On housing, Helen added:
“With billions going into propping up already high house prices through the Stamp Duty Holiday and the Mortgage Guarantee Scheme, it’s galling to see the government choose to ignore millions of renters who are already worried about mounting arrears. Many will be left struggling to keep a roof over their heads at the same time as financial support is pulled away.”
Caroline is a childminder from Northern Ireland who had to claim Universal Credit when the pandemic hit and is part of the Covid Realities project exploring the impact of the pandemic on parents and carers on low incomes. In response to the Budget she said:
This decision is another cliff edge to dread. It leaves us facing the winter months with uncertainty again. We don't know how the economy will recover, yet we face more insecurities for those on low income and on Universal Credit. Through Covid Realities, I know that so many families face this insecurity, and it’s just making our daily life – which is already so difficult – only harder still. I wish things could be different. I wish the government would listen to us.

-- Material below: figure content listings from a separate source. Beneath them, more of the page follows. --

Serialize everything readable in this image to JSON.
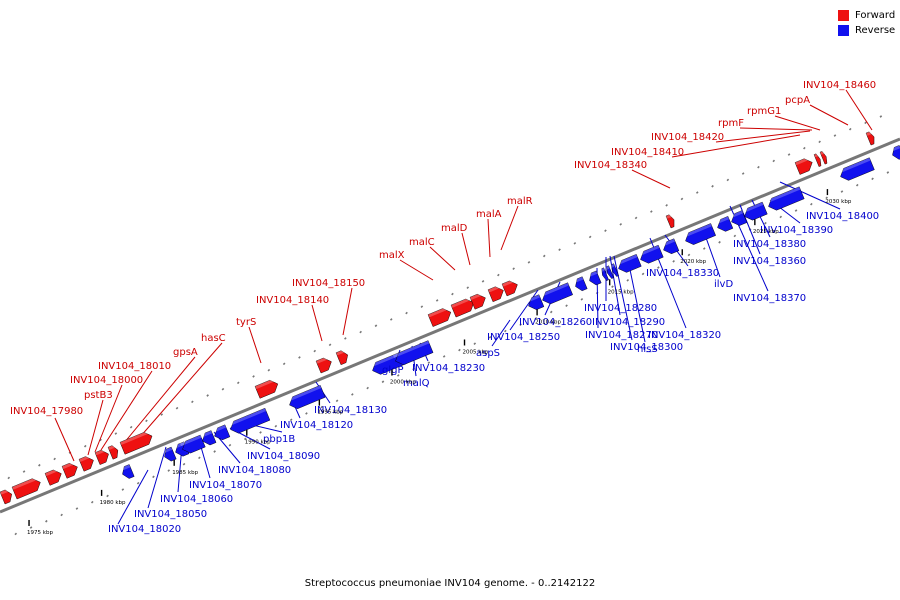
{
  "legend": {
    "forward_label": "Forward",
    "reverse_label": "Reverse",
    "forward_color": "#ee1111",
    "reverse_color": "#1111ee"
  },
  "caption": "Streptococcus pneumoniae INV104 genome. - 0..2142122",
  "colors": {
    "forward_label": "#cc0000",
    "reverse_label": "#0000cc",
    "backbone": "#777777",
    "tick": "#000000"
  },
  "ruler": [
    {
      "label": "1975 kbp",
      "pos": 1975
    },
    {
      "label": "1980 kbp",
      "pos": 1980
    },
    {
      "label": "1985 kbp",
      "pos": 1985
    },
    {
      "label": "1990 kbp",
      "pos": 1990
    },
    {
      "label": "1995 kbp",
      "pos": 1995
    },
    {
      "label": "2000 kbp",
      "pos": 2000
    },
    {
      "label": "2005 kbp",
      "pos": 2005
    },
    {
      "label": "2010 kbp",
      "pos": 2010
    },
    {
      "label": "2015 kbp",
      "pos": 2015
    },
    {
      "label": "2020 kbp",
      "pos": 2020
    },
    {
      "label": "2025 kbp",
      "pos": 2025
    },
    {
      "label": "2030 kbp",
      "pos": 2030
    }
  ],
  "forward_labels": [
    "INV104_17980",
    "pstB3",
    "INV104_18000",
    "INV104_18010",
    "gpsA",
    "hasC",
    "tyrS",
    "INV104_18140",
    "INV104_18150",
    "malX",
    "malC",
    "malD",
    "malA",
    "malR",
    "INV104_18340",
    "INV104_18410",
    "INV104_18420",
    "rpmF",
    "rpmG1",
    "pcpA",
    "INV104_18460"
  ],
  "reverse_labels": [
    "INV104_18020",
    "INV104_18050",
    "INV104_18060",
    "INV104_18070",
    "INV104_18080",
    "INV104_18090",
    "pbp1B",
    "INV104_18120",
    "INV104_18130",
    "glgP",
    "malQ",
    "INV104_18230",
    "aspS",
    "INV104_18250",
    "INV104_18260",
    "INV104_18270",
    "INV104_18280",
    "INV104_18290",
    "INV104_18300",
    "hisS",
    "INV104_18320",
    "INV104_18330",
    "ilvD",
    "INV104_18360",
    "INV104_18370",
    "INV104_18380",
    "INV104_18390",
    "INV104_18400"
  ]
}
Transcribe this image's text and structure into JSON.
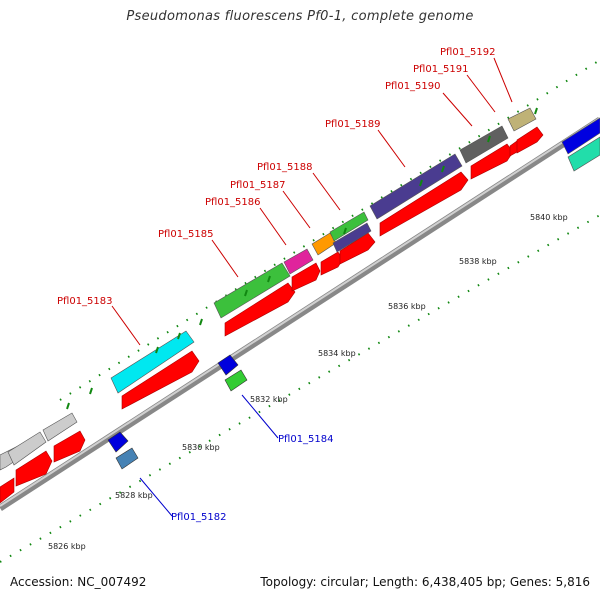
{
  "title": "Pseudomonas fluorescens Pf0-1, complete genome",
  "footer": {
    "accession": "Accession: NC_007492",
    "summary": "Topology: circular; Length: 6,438,405 bp; Genes: 5,816"
  },
  "colors": {
    "forward_strand": "#ff0000",
    "reverse_label": "#0000cc",
    "forward_label": "#cc0000",
    "tick": "#118811",
    "backbone": "#888888"
  },
  "ticks": [
    "5826 kbp",
    "5828 kbp",
    "5830 kbp",
    "5832 kbp",
    "5834 kbp",
    "5836 kbp",
    "5838 kbp",
    "5840 kbp"
  ],
  "labels_top": [
    "Pfl01_5183",
    "Pfl01_5185",
    "Pfl01_5186",
    "Pfl01_5187",
    "Pfl01_5188",
    "Pfl01_5189",
    "Pfl01_5190",
    "Pfl01_5191",
    "Pfl01_5192"
  ],
  "labels_bottom": [
    "Pfl01_5182",
    "Pfl01_5184"
  ]
}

Lola is a parent of two from the south-east who receives Universal Credit and is also part of Covid Realities. She said:
This short-term decision on Universal Credit just feels like it’s prolonging the inevitable. It fails to give us the clarity and the security that we need. It brings back all the same worries and anxieties that millions of families have been experiencing in the run up to this announcement; and that we’ll have again when this extension comes to an end this winter.